Pourquoi les bébés ont-ils plus d’os que les adultes — et où disparaissent-ils en grandissant ?
Tu avais 300 os à la naissance. Aujourd’hui, il t’en reste 206. Personne ne t’en a retiré, tu n’en as perdu aucun dans le canapé, et pourtant près d’une centaine ont bel et bien disparu. Alors, où sont-ils passés ?
Un squelette de bébé n’a rien à voir avec celui d’un adulte
Quand un nouveau-né vient au monde, son squelette compte entre 270 et 300 os selon les estimations. Le chiffre varie parce qu’une partie de ces structures sont encore si molles qu’on hésite à les appeler « os ». En réalité, beaucoup sont faites de cartilage, le même tissu souple que tu sens au bout de ton nez.

Ce cartilage n’est pas un défaut de fabrication, c’est une stratégie d’ingénieur. Pour passer dans le canal de naissance, le crâne du bébé doit pouvoir se comprimer. Ses os crâniens ne sont pas soudés : ils flottent librement, reliés par des membranes souples appelées fontanelles.
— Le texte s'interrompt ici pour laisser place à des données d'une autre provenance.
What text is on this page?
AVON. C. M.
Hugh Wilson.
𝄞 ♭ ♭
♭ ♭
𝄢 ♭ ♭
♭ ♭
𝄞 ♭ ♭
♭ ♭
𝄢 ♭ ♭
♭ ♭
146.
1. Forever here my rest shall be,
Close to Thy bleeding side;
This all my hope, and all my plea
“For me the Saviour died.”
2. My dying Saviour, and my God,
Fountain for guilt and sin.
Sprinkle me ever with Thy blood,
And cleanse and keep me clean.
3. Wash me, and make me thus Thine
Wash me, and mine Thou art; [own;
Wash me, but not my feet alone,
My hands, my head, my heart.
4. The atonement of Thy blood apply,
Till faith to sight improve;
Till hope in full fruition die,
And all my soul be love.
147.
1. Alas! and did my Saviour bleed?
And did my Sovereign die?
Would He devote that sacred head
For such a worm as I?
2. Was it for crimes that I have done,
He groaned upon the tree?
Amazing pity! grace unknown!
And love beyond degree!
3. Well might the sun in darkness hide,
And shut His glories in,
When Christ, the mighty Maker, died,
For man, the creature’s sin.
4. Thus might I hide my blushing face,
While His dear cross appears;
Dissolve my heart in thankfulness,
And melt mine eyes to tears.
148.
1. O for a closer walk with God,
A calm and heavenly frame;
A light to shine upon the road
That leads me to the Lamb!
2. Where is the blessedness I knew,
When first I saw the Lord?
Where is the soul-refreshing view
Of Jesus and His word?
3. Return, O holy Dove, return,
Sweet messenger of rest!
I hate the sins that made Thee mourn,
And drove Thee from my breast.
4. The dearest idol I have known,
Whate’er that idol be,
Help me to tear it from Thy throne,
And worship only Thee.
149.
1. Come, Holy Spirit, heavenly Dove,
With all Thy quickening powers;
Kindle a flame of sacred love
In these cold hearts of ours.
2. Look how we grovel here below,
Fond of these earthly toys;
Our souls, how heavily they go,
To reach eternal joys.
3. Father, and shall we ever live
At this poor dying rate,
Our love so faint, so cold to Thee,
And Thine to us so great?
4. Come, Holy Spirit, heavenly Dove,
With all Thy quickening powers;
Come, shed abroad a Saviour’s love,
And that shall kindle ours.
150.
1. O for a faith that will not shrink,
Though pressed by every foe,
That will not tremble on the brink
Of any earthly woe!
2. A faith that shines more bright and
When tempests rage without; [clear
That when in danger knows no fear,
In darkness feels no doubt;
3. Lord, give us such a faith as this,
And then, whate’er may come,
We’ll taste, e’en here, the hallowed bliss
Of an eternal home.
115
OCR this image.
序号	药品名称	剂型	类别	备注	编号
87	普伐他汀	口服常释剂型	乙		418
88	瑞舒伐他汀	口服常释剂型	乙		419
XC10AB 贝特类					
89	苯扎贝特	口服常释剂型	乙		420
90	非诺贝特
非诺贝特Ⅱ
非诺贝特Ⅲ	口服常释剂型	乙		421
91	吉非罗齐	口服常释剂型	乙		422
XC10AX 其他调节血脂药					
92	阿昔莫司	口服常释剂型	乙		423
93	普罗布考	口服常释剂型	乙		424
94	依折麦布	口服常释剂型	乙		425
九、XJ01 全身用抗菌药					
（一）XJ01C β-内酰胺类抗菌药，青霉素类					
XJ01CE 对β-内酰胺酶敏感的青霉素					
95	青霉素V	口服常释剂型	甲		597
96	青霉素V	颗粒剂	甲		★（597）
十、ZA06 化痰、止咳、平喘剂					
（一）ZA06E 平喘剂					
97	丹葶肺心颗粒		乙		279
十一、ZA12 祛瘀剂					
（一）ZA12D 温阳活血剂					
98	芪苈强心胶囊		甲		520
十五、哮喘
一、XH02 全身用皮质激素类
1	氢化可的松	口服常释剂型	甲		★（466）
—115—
Sans cette flexibilité, l’accouchement par voie naturelle serait tout simplement impossible. Le crâne du nouveau-né se déforme littéralement pendant la naissance, puis reprend sa forme en quelques jours. C’est pour ça que certains bébés naissent avec une tête légèrement allongée.
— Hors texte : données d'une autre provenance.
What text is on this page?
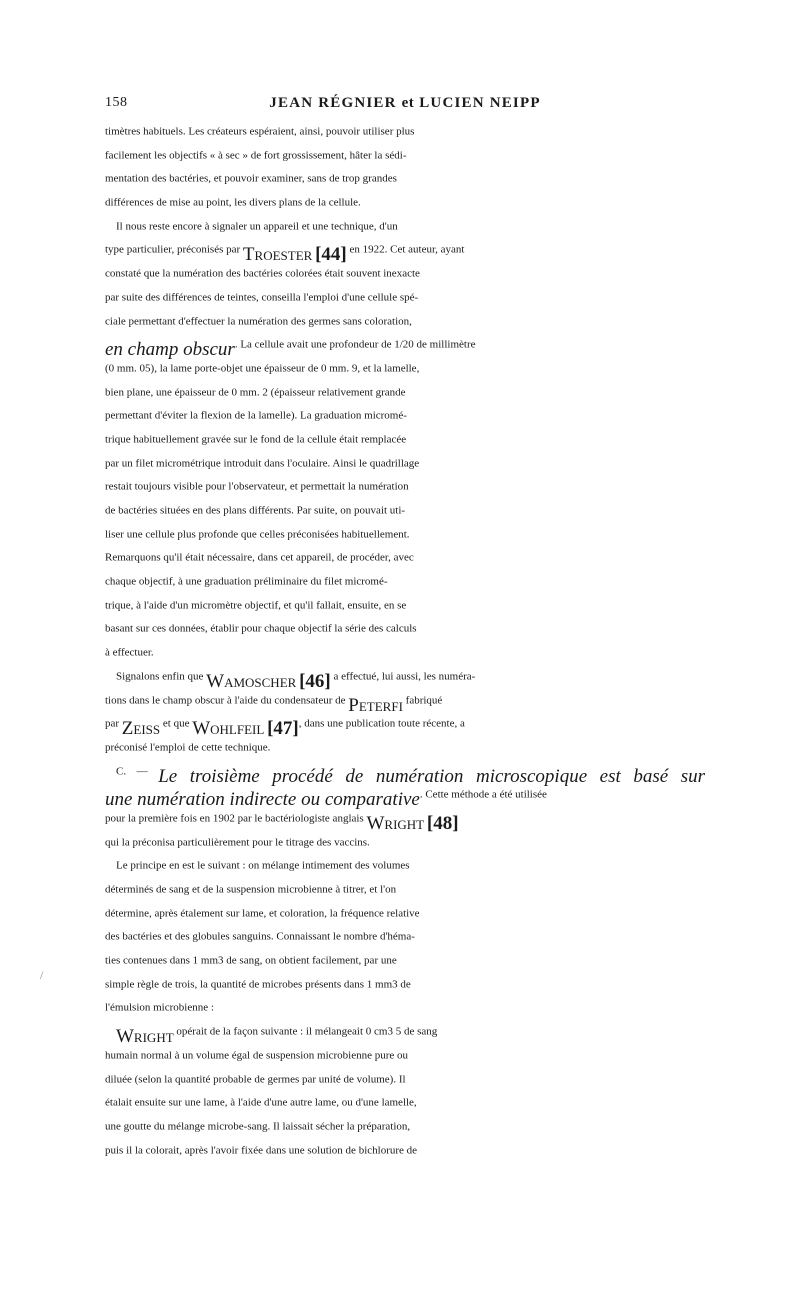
158	JEAN RÉGNIER et LUCIEN NEIPP
$^{timètres habituels. Les créateurs espéraient, ainsi, pouvoir utiliser plus}$
$^{facilement les objectifs « à sec » de fort grossissement, hâter la sédi-}$
$^{mentation des bactéries, et pouvoir examiner, sans de trop grandes}$
$^{différences de mise au point, les divers plans de la cellule.}$
 $^{Il nous reste encore à signaler un appareil et une technique, d'un}$
$^{type particulier, préconisés par}$ Troester [44] $^{en 1922. Cet auteur, ayant}$
$^{constaté que la numération des bactéries colorées était souvent inexacte}$
$^{par suite des différences de teintes, conseilla l'emploi d'une cellule spé-}$
$^{ciale permettant d'effectuer la numération des germes sans coloration,}$
en champ obscur$^{. La cellule avait une profondeur de 1/20 de millimètre}$
$^{(0 mm. 05), la lame porte-objet une épaisseur de 0 mm. 9, et la lamelle,}$
$^{bien plane, une épaisseur de 0 mm. 2 (épaisseur relativement grande}$
$^{permettant d'éviter la flexion de la lamelle). La graduation micromé-}$
$^{trique habituellement gravée sur le fond de la cellule était remplacée}$
$^{par un filet micrométrique introduit dans l'oculaire. Ainsi le quadrillage}$
$^{restait toujours visible pour l'observateur, et permettait la numération}$
$^{de bactéries situées en des plans différents. Par suite, on pouvait uti-}$
$^{liser une cellule plus profonde que celles préconisées habituellement.}$
$^{Remarquons qu'il était nécessaire, dans cet appareil, de procéder, avec}$
$^{chaque objectif, à une graduation préliminaire du filet micromé-}$
$^{trique, à l'aide d'un micromètre objectif, et qu'il fallait, ensuite, en se}$
$^{basant sur ces données, établir pour chaque objectif la série des calculs}$
$^{à effectuer.}$
 $^{Signalons enfin que}$ Wamoscher [46] $^{a effectué, lui aussi, les numéra-}$
$^{tions dans le champ obscur à l'aide du condensateur de}$ Peterfi $^{fabriqué}$
$^{par}$ Zeiss $^{et que}$ Wohlfeil $[47]^{, dans une publication toute récente, a}$
$^{préconisé l'emploi de cette technique.}$
 $^{C. —}$ Le troisième procédé de numération microscopique est basé sur
une numération indirecte ou comparative$^{. Cette méthode a été utilisée}$
$^{pour la première fois en 1902 par le bactériologiste anglais}$ Wright [48]
$^{qui la préconisa particulièrement pour le titrage des vaccins.}$
 $^{Le principe en est le suivant : on mélange intimement des volumes}$
$^{déterminés de sang et de la suspension microbienne à titrer, et l'on}$
$^{détermine, après étalement sur lame, et coloration, la fréquence relative}$
$^{des bactéries et des globules sanguins. Connaissant le nombre d'héma-}$
$^{ties contenues dans 1 mm3}$ $^{de sang, on obtient facilement, par une}$
$^{simple règle de trois, la quantité de microbes présents dans 1 mm3}$ $^{de}$
$^{l'émulsion microbienne :}$
 Wright $^{opérait de la façon suivante : il mélangeait 0 cm3}$ $^{5 de sang}$
$^{humain normal à un volume égal de suspension microbienne pure ou}$
$^{diluée (selon la quantité probable de germes par unité de volume). Il}$
$^{étalait ensuite sur une lame, à l'aide d'une autre lame, ou d'une lamelle,}$
$^{une goutte du mélange microbe-sang. Il laissait sécher la préparation,}$
$^{puis il la colorait, après l'avoir fixée dans une solution de bichlorure de}$
/
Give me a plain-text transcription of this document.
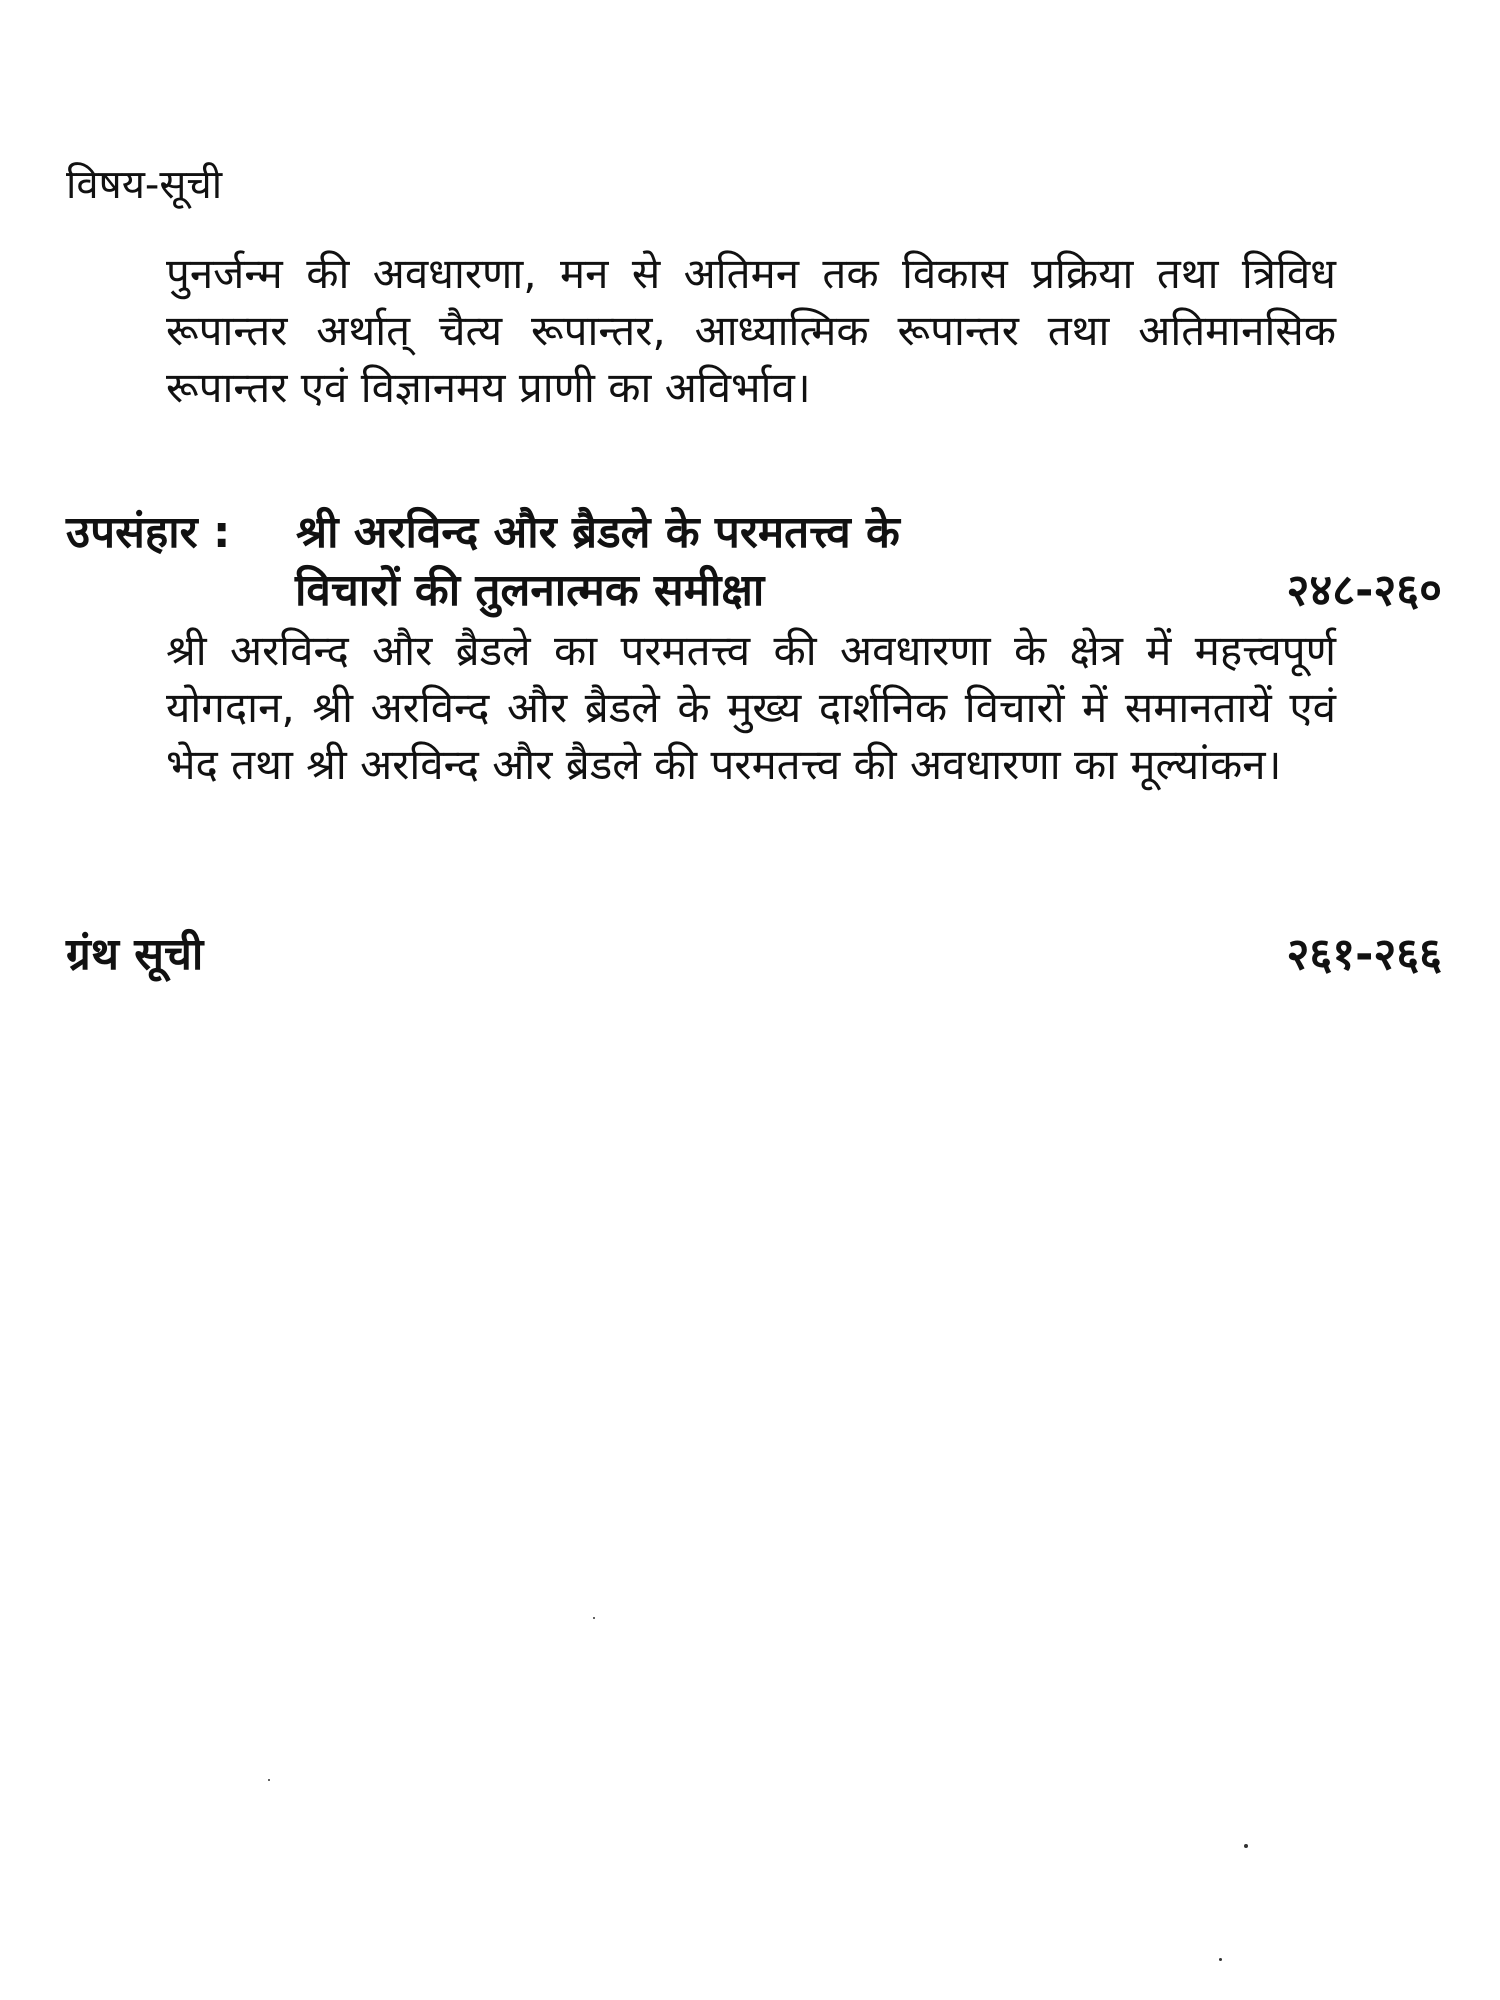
विषय-सूची
पुनर्जन्म की अवधारणा, मन से अतिमन तक विकास प्रक्रिया तथा त्रिविध रूपान्तर अर्थात् चैत्य रूपान्तर, आध्यात्मिक रूपान्तर तथा अतिमानसिक रूपान्तर एवं विज्ञानमय प्राणी का अविर्भाव।
उपसंहार : श्री अरविन्द और ब्रैडले के परमतत्त्व के
विचारों की तुलनात्मक समीक्षा	२४८-२६०
श्री अरविन्द और ब्रैडले का परमतत्त्व की अवधारणा के क्षेत्र में महत्त्वपूर्ण योगदान, श्री अरविन्द और ब्रैडले के मुख्य दार्शनिक विचारों में समानतायें एवं भेद तथा श्री अरविन्द और ब्रैडले की परमतत्त्व की अवधारणा का मूल्यांकन।
ग्रंथ सूची	२६१-२६६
Mais ce mécanisme ne concerne pas que le crâne. Tout le squelette du bébé est conçu pour être modulable, et c’est là que l’histoire devient vraiment étrange.
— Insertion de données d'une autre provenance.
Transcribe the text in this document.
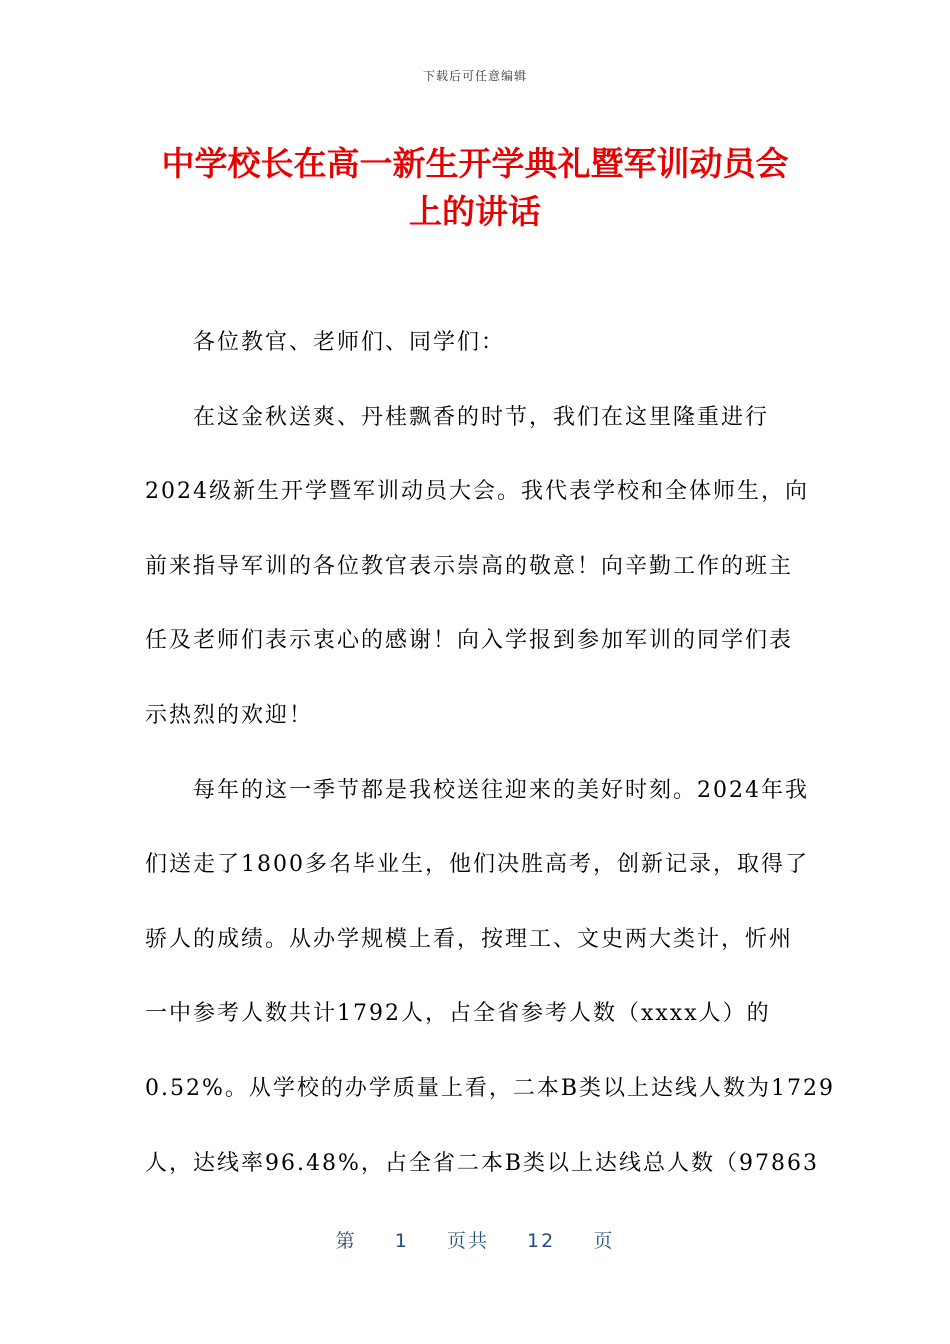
下载后可任意编辑
中学校长在高一新生开学典礼暨军训动员会
上的讲话
各位教官、老师们、同学们：
在这金秋送爽、丹桂飘香的时节，我们在这里隆重进行
2024级新生开学暨军训动员大会。我代表学校和全体师生，向
前来指导军训的各位教官表示崇高的敬意！向辛勤工作的班主
任及老师们表示衷心的感谢！向入学报到参加军训的同学们表
示热烈的欢迎！
每年的这一季节都是我校送往迎来的美好时刻。2024年我
们送走了1800多名毕业生，他们决胜高考，创新记录，取得了
骄人的成绩。从办学规模上看，按理工、文史两大类计，忻州
一中参考人数共计1792人，占全省参考人数（xxxx人）的
0.52%。从学校的办学质量上看，二本B类以上达线人数为1729
人，达线率96.48%，占全省二本B类以上达线总人数（97863
第 1 页共 12 页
Le mystère des os qui fusionnent en silence
Les os ne disparaissent pas : ils fusionnent. Au fil de la croissance, des dizaines de petits os cartilagineux se soudent progressivement entre eux pour former des os plus grands et plus solides. Ce processus s’appelle l’ossification, et il commence dès la vie fœtale.

Prenons l’exemple du sacrum, cet os triangulaire à la base de ta colonne vertébrale. Chez un bébé, il est composé de cinq vertèbres distinctes. À l’âge adulte, ces cinq pièces n’en forment plus qu’une seule, complètement soudée. Le coccyx suit le même chemin : quatre petits os qui deviennent un bloc unique.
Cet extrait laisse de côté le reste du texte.